Miles: My graduate student, Jian Zhou, was walking around our campus nature reserve one day, and he noticed that when the wind blows, if you look at a spider web, it moves with the wind. And he thought maybe a thin spider web or spider silk could act as a sound sensor.
Hopkins: To find out, the researchers persuaded a spider to give them some silk…
Miles: …and we played sound on a small strand of spider silk and found that when the silk is very thin, it moves incredibly well with the air in a sound field…over a wide frequency range, from 1Hz at 50 kHz. We knew then that spider silk was somehow an ideal and perfect sound-catcher.
Hopkins: This was eye-opening for researchers… but does it tickle spiders’ ears?
Miles: So we tried to determine if spiders were actually able to hear sound using their web. And that was a difficult question to answer.
Hopkins: On the one hand, they had to find a way to introduce an entire canvas into the special soundproof chamber in the basement of the laboratory building.
Miles: You know, cobwebs are very delicate. You can’t go out into the woods and find a spider’s web, grab it, and bring it home. It’s attached to things. And it is not easy to recover it intact.
Hopkins: Especially those made by the industrious orb-weavers…spiders like the main character in Charlotte’s Web.
Hi : We are talking about a rather spectacular web. It’s this wheel-like web that circles upstate New York…if you walk through a field, you’ll either walk through one or see it and avoid it because it’s big. It can reach the size of a meter or a meter in diameter.
Hopkins: Jian Zhou and his comrade Junpeng Lai therefore found a way to obtain custom-made canvases.
Miles: What they did was make a little wooden frame…kinda the size of a decent sized picture frame…and they put that frame on the windows of our building.
Hopkins: The lights in the building attracted insects…and insects attracted spiders.
Miles: So…the spiders built their webs on the frames. Then in the morning, my students would fetch the frames and basically hijack the spiders and pick them up and put the frame in the… intact chamber.
Hopkins: Now, how do you know if a web works as an arachnid hearing aid?

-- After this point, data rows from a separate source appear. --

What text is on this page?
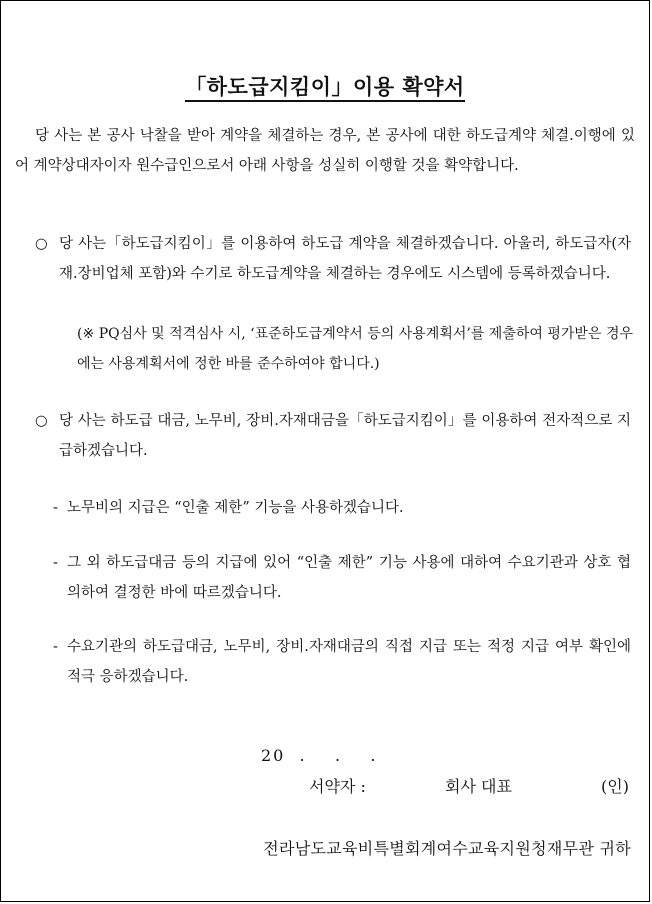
「하도급지킴이」이용 확약서

당 사는 본 공사 낙찰을 받아 계약을 체결하는 경우, 본 공사에 대한 하도급계약 체결.이행에 있어 계약상대자이자 원수급인으로서 아래 사항을 성실히 이행할 것을 확약합니다.

○ 당 사는「하도급지킴이」를 이용하여 하도급 계약을 체결하겠습니다. 아울러, 하도급자(자재.장비업체 포함)와 수기로 하도급계약을 체결하는 경우에도 시스템에 등록하겠습니다.

(※ PQ심사 및 적격심사 시, ‘표준하도급계약서 등의 사용계획서’를 제출하여 평가받은 경우에는 사용계획서에 정한 바를 준수하여야 합니다.)

○ 당 사는 하도급 대금, 노무비, 장비.자재대금을「하도급지킴이」를 이용하여 전자적으로 지급하겠습니다.
- 노무비의 지급은 “인출 제한” 기능을 사용하겠습니다.
- 그 외 하도급대금 등의 지급에 있어 “인출 제한” 기능 사용에 대하여 수요기관과 상호 협의하여 결정한 바에 따르겠습니다.
- 수요기관의 하도급대금, 노무비, 장비.자재대금의 직접 지급 또는 적정 지급 여부 확인에 적극 응하겠습니다.
20  .    .    .
서약자 :	회사 대표	(인)
전라남도교육비특별회계여수교육지원청재무관 귀하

One way is to keep an eye on the spider’s brain.
Hi : My lab, the neurophysiologists, made recordings of the sensory system of the nervous system that showed that indeed you get an acoustic response in the nerves to sound… coming from a loudspeaker a little over a meter away distance.

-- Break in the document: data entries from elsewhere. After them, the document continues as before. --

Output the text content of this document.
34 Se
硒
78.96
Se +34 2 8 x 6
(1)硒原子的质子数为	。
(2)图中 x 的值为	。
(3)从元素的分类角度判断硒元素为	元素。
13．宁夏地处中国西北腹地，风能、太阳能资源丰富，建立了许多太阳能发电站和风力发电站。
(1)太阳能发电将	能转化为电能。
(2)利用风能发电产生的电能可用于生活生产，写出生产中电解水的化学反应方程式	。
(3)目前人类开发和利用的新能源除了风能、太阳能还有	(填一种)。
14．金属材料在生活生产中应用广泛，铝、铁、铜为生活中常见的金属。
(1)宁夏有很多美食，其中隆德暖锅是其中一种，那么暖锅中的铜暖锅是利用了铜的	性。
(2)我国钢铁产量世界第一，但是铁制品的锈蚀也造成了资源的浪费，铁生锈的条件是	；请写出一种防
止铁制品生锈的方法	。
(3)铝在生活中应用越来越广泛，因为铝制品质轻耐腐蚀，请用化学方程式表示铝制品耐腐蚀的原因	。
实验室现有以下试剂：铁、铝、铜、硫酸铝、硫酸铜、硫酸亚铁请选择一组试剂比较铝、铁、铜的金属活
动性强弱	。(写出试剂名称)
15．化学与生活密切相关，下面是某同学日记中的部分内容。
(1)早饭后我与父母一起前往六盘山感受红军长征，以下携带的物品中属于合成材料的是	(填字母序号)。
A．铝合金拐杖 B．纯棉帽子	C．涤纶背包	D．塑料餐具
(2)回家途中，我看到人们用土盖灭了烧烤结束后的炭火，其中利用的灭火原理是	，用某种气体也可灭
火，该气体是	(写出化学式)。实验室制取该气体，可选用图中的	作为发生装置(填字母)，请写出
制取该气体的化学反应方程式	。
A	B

Hopkins: But even more telling was the way the spiders acted.
Hi : At very loud sounds you might get a loud response… the spider would flatten out or might even crouch. But it’s really squatting. It is indicative [to a biologist] an alarm response.
Hopkins: And when serenaded with sounds that are maybe 10 decibels or 100 times softer…
Hi : Without changing his body posture or making any other movements, he can simply lift his two front legs off the canvas.
Hopkins: That leg lift, says Hoy…
Hi : …is a spider’s way of maybe putting two more sensors in there to see what’s going on. We do not know yet. But this response to a very mild stimulus could simply be the spider’s reaction to “I know there’s something out there, I heard it, but I need more information.” So…it’s basically the demonstration that was needed to show that spiders can hear sound.
Hopkins: This stringy approach to acoustics could one day change the way we make microphones… and take webcast on a whole new level.
For Scientific American’s 60 Second Science, I’m Karen Hopkin.